By contrast, when Dan realizes that the preternatural Dutchman’s Creek has the power to restore the dead to a macabre half-life, he takes quite a different approach to his grief, essentially entering into a dark pact with the deadly Fisherman and agreeing to sacrifice his friend for the sake of an illusion: the hideous doppelgängers who impersonate his lost family. In the end, Dan succumbs to the Fisherman’s dark lure, eager to sacrifice his friend’s life, as well as everything he possesses, in order to “retrieve” his family from the dead. Of the two men, Abe’s mind is the less clouded, for he eventually sees through “Marie’s” similar deception and manages to fend off the younger man’s homicidal attack before Dan succumbs to the dark embrace of the beings he has so eagerly and misguidedly sought.
However, the Fisherman is by his very nature the most deluded of the three widowers, and he has been deeply plagued and corrupted by mingled grief and guilt for centuries. In a vain attempt to atone for and undo his slaughter of his own family, he gives himself over entirely to Poe’s tomes of “forgotten lore.” For centuries, by way of a cornucopia of rites and mythologies, he has labored to move heaven and earth in a constant battle to defy death itself and restore his family to life. However, although his rituals have prolonged his own life, the novel offers no evidence that the dead can actually be resurrected as they once were. The Fisherman may be surrounded by vicious, fanged doppelgängers of the long-lost dead, but his murderous delusions are a reminder that superstition itself is canonically rooted in grief and loss. As both the Fisherman and Dan exemplify, much of the horror of grief and guilt lies in the perversion of humanity’s most essential qualities: empathy and reason.
The Fisherman, which deals partly with the immigrant experience, explores language’s ability to influence people’s perceptions of the world even as it grants them an insidious power over their surroundings. For instance, a grasp of multiple languages and differing words for the same object or concept grants exceptional access to subtle shades of meaning. In fact, multilingualism becomes a metaphor for magic in Langan’s story, as this skill helps the characters to navigate supernatural realms. Specifically, the scholar Rainer Schmidt’s mastery of multiple languages gives him the reputation of a wise man, almost a wizard, and his neighbors turn to him for help to combat the uncanny “resurrection” of Helen. In Langan’s story, language therefore becomes key to penetrating all things mystical, preternatural, and magical.

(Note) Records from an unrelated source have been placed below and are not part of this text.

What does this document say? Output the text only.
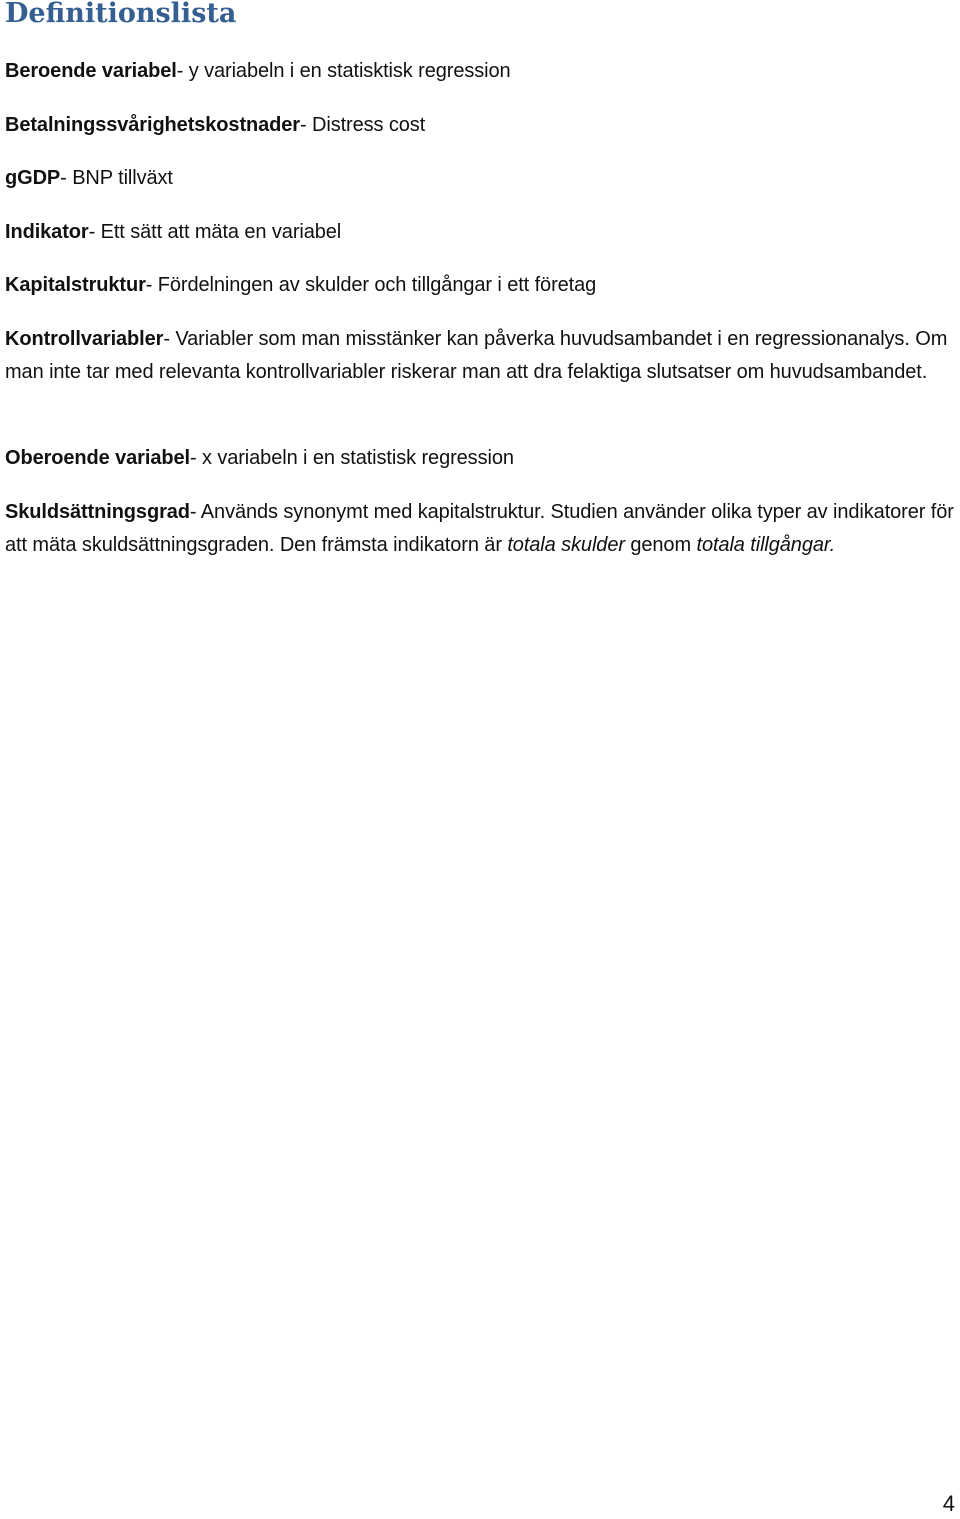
Definitionslista

Beroende variabel- y variabeln i en statisktisk regression

Betalningssvårighetskostnader- Distress cost

gGDP- BNP tillväxt

Indikator- Ett sätt att mäta en variabel

Kapitalstruktur- Fördelningen av skulder och tillgångar i ett företag

Kontrollvariabler- Variabler som man misstänker kan påverka huvudsambandet i en regressionanalys. Om man inte tar med relevanta kontrollvariabler riskerar man att dra felaktiga slutsatser om huvudsambandet.

Oberoende variabel- x variabeln i en statistisk regression

Skuldsättningsgrad- Används synonymt med kapitalstruktur. Studien använder olika typer av indikatorer för att mäta skuldsättningsgraden. Den främsta indikatorn är totala skulder genom totala tillgångar.

4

After Helen’s unholy return from the grave, she speaks an unearthly, “liquidy” tongue, and later, when she corners Lottie in the pantry, the younger girl senses that “this is speech Helen has brought back with her from the grave […] a death tongue, the tongue you learn once you leave this life for lands uncharted” (102). The narrative explicitly links this arcane language to the deadly secrets that lurk beyond the grave, for as Abe observes, this unholy language “force[s] you to see the other side of the veil screening this world from another” (199).
It is also significant that the solution to this otherworldly linguistic invasion is also steeped in the power of language. To neutralize this threat, Rainer consults a “dark volume,” a magical grimoire written partly in a primordial language that is “woven into everything […] so that to name something was to call it forth” (185). As Langan indicates, this language is not representational like other tongues; instead, it has the power to invoke the objects it names. As a language without “masks,” it can be used to navigate the Fisherman’s bleak realm of unmasked reality, which has been steadily seeping into the Ashokan camp by way of Dutchman’s Creek. It is also important to note that because speech, language, and metaphors are uniquely human traits, the Fisherman’s determination to “punch through” these “masks” in order to imprison the Leviathan suggests how completely his quest has robbed him of his humanity. In this light, it is clear that language has become not just a tool for metaphorizing the universe but a weapon against those who would destroy representational meaning itself, as well as its bonds with humanity.